Who Made Your Decade Holy?
In the best-selling novel “The Shack,” the main character Mack has a conversation with God which left such an impression on me, that it’s the main thing I remember from the book.
Mack enters the kitchen to find God jamming out to a song.
He inquired, ‘May I ask what you’re listening to?’
‘You really wanna know?’
‘Sure.’ Now Mack was curious.
‘West Coast Juice. Group called Diatribe and an album that isn’t even out yet called Heart Trips. Actually,’ [God] winked at Mack, ‘these kids haven’t even been born yet…’
‘I thought you would be listening to George Beverly Shea or the Mormon Tabernacle Choir—you know, something churchier.’
‘Now see here, Mackenzie…I listen to everything—and not just to the music itself, but the hearts behind it…’
I know this is not a logos word from God. It is a fictional story, and one that many Christians may feel divided over, but stay with me. I believe the clues God left us in the Bible and in nature speak to the veracity of this exchange.
Is there one color of flower? One type of fish in the sea? One race of people? What about the fact that God is not bounded by time and does not live to see decades in succession, trends coming and going and the creation of antiques like we do. He sees it all, right now. He sees songs that we consider “old and revered” as new and untested, but also extinct at the same time. He sees our “contemporary” songs while they were still prayers in the hearts of the writers and when they will be considered archaic-all at the same time.
Heck, even at one time, the ORGAN was considered an inappropriate instrument for church because of its use on the old-timey burlesque scene.
Then what evidence in God’s wide, wildly beautiful and DIVERSE earth makes us think only one type of music is pleasing to his ears? What also makes you think WE are the only things that are bringing him praise?
I may step on some toes, but honestly, how can anyone think one decade, one style, one speed, one selection of instruments is most holy and pleasing? Our God is omnipotent, omnipresent and omniscient. He is present at all points in history, enjoying all types of music.
I don’t know what your church is like, or where your worship ministry is at, but what I would encourage you with is to keep an open mind. Stay humble enough to admit that we don’t know precisely what God likes.
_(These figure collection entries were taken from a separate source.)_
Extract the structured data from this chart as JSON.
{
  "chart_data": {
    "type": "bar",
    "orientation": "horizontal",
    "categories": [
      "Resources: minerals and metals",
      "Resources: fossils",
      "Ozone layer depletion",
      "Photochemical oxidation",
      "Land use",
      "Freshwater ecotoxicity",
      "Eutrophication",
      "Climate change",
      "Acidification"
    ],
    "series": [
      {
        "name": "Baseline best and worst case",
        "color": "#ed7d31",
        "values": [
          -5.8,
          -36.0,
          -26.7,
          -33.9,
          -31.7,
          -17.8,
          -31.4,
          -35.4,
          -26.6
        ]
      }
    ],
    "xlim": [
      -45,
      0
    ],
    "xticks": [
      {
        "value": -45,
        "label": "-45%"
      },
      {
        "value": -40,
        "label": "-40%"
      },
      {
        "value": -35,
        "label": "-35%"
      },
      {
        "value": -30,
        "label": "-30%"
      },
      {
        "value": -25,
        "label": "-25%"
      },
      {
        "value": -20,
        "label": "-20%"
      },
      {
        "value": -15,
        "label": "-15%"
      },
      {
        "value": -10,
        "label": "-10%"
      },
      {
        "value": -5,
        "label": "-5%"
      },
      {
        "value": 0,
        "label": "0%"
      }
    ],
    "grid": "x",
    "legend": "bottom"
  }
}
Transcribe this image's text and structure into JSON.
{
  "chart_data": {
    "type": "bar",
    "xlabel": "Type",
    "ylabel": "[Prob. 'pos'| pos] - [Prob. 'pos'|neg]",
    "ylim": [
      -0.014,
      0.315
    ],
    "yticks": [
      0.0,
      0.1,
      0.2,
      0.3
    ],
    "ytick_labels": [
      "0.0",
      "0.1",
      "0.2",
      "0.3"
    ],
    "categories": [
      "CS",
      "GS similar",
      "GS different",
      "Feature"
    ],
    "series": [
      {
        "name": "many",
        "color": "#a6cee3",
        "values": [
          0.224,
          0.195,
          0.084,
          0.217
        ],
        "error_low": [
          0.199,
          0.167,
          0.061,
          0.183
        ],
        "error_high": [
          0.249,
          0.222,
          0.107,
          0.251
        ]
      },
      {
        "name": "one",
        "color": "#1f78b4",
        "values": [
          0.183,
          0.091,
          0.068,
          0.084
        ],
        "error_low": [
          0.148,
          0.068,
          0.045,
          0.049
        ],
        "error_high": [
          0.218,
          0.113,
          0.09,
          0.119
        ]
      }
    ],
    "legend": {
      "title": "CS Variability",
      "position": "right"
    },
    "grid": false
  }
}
Be supportive of your worship ministry, and don’t assume their intention is to ignore the “good stuff” or leave out your age group. Believe in their leadership enough to give them the benefit of the doubt. And let God be God.
I truly believe there is a wide variety of songs, hymns, speed, volume, instrumental, vocal, and styles that bring him glory. Sure, we will identify more with one style or another, but don’t make that decision for God. I mean, we can’t even imagine what the angels sound like before the throne of God in heaven.